あの方と出逢った者達は全て、生まれてからこの方、ずっと植え付けられて来た固定観念を覆される。そして見えなかったものや、敢えて目を背けていた問題を直視し始めるのだ。


「女性だからって、無条件に甘やかしてばかりじゃダメだと思う!一人の人間として、間違った事はちゃんと諫めたり、逆に良い事をしたらとことん褒めたりしなきゃ!」


……とは、以前お嬢様が仰っていた事だ。


そしてその宣言通り、お嬢様はお兄様方やお父上方だけではなく、他人の言葉に真摯に耳を傾けられる。

そして自分が悪いと思えば、例え召使に諫められようとも非を認め、謝罪されるのだ。


第三勢力同性愛好家の者達の中には、男女の在り方や女性に幻滅して、後天的にそうなった者達も多い。そして最初からそうだった者達も、その有り様を周囲だけではなく、家族にまで否定されたりしているのだ。

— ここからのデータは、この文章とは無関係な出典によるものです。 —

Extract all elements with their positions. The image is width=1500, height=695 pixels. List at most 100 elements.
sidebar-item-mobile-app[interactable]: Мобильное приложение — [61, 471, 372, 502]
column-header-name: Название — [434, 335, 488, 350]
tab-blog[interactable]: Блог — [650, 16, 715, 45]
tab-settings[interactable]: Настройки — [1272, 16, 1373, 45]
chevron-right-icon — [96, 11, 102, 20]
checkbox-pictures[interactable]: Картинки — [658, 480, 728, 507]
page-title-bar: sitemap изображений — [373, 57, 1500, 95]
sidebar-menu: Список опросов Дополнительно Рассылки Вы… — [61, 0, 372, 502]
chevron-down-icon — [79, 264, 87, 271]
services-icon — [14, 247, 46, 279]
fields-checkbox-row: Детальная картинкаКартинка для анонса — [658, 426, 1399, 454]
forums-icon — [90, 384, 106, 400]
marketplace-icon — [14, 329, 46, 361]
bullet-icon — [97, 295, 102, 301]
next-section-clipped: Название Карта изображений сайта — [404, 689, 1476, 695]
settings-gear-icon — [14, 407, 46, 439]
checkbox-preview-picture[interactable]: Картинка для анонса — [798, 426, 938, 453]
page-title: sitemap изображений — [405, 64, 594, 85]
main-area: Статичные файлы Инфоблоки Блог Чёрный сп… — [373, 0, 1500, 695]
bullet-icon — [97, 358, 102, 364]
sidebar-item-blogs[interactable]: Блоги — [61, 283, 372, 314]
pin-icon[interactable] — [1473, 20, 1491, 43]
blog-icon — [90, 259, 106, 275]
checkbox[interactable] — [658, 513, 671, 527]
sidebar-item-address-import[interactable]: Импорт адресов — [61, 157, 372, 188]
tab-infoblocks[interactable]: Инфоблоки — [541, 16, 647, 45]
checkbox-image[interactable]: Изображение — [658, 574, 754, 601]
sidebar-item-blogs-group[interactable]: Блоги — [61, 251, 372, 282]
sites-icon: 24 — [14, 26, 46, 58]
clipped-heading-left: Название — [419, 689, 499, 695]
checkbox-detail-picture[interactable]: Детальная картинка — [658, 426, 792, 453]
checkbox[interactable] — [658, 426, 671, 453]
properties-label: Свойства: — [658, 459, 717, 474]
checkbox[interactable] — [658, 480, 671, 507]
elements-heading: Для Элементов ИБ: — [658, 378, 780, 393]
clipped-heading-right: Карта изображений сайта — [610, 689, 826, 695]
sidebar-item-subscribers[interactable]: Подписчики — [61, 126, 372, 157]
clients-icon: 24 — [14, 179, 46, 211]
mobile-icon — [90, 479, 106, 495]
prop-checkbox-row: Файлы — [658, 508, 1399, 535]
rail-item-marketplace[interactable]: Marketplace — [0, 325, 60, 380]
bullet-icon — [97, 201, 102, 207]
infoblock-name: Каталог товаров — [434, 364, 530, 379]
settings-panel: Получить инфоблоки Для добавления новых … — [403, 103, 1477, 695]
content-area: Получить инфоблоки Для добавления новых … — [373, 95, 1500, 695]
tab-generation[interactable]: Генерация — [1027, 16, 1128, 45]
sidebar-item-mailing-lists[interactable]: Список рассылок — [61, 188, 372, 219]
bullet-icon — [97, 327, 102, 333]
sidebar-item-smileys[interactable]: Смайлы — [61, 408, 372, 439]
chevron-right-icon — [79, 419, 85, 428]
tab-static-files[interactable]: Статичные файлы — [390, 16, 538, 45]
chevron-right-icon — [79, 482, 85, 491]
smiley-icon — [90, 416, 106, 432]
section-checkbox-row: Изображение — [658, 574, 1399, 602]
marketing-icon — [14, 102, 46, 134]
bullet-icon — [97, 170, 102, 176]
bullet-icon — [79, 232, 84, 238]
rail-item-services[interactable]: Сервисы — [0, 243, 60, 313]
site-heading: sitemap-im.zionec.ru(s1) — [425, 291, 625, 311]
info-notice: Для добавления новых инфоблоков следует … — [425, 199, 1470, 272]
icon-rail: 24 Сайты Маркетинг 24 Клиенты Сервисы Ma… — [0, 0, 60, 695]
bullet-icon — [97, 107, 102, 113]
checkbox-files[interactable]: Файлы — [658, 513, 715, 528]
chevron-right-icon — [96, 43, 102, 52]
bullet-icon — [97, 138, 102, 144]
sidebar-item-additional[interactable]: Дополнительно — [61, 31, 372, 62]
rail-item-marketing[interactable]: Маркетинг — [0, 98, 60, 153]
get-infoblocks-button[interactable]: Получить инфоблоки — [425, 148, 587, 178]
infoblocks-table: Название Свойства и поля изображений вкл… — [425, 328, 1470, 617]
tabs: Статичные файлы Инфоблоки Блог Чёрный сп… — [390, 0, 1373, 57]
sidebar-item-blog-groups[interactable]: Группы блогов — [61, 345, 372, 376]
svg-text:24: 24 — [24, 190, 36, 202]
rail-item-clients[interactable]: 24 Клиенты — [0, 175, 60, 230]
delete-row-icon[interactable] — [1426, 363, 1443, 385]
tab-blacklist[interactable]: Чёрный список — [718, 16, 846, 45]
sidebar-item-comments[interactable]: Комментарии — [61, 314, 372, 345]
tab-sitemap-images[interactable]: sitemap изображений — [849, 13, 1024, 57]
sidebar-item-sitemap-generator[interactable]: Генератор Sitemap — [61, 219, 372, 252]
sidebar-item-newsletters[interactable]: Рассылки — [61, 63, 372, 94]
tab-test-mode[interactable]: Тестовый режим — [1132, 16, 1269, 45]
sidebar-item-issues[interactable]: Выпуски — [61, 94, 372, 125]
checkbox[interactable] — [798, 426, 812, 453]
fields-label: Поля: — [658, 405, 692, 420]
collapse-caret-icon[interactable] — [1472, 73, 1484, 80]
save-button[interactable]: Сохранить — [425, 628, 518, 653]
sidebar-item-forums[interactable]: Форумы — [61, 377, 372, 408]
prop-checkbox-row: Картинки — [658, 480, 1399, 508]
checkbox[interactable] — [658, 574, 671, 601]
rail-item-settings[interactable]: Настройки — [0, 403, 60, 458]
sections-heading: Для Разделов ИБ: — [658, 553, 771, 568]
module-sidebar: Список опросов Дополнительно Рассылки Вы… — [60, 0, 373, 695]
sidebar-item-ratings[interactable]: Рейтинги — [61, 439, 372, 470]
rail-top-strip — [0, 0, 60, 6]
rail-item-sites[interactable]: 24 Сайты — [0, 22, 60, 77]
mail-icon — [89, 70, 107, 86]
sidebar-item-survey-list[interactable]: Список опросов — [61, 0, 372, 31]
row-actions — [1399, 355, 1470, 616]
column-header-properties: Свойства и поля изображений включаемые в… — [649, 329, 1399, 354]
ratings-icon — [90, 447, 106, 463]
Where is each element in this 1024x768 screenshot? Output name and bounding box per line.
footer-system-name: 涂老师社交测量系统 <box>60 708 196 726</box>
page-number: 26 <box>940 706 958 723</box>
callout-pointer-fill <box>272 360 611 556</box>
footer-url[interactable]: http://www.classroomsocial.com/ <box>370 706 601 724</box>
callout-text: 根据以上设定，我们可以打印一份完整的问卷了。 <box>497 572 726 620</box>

そんな彼らにとって、何の偏見も無く、あるがままの自分を認め接してくれるエレノアは救いであり、癒しなのだ。それは最初は敵愾心丸出しだったマテオ・ワイアットが、容易く心を許してしまう程に……。


そんな奇跡の様なご令嬢相手に、ごく一般的なアルバ女性に対してのみ有効な手法が通じる筈もない。色々と手遅れになる前に、この少女が早くその事に気が付き、心を改めれば良いのだが……。


「だいたい、第三勢力同性愛好家の方々は、女性に対して狭量過ぎるのです!」


「おや?私だとて礼節を尽くすお相手には甘くなりますよ?……尤も、そんな相手は今の所、エレノアお嬢様お一人だけですが……」


再び始まった舌戦に、ウィルは更にキリキリ痛む胸を抑えつつ、溜息をついた。



===============



嬉し恥ずかし……というより、ほぼドツボにはまってしまったクライヴ兄様です。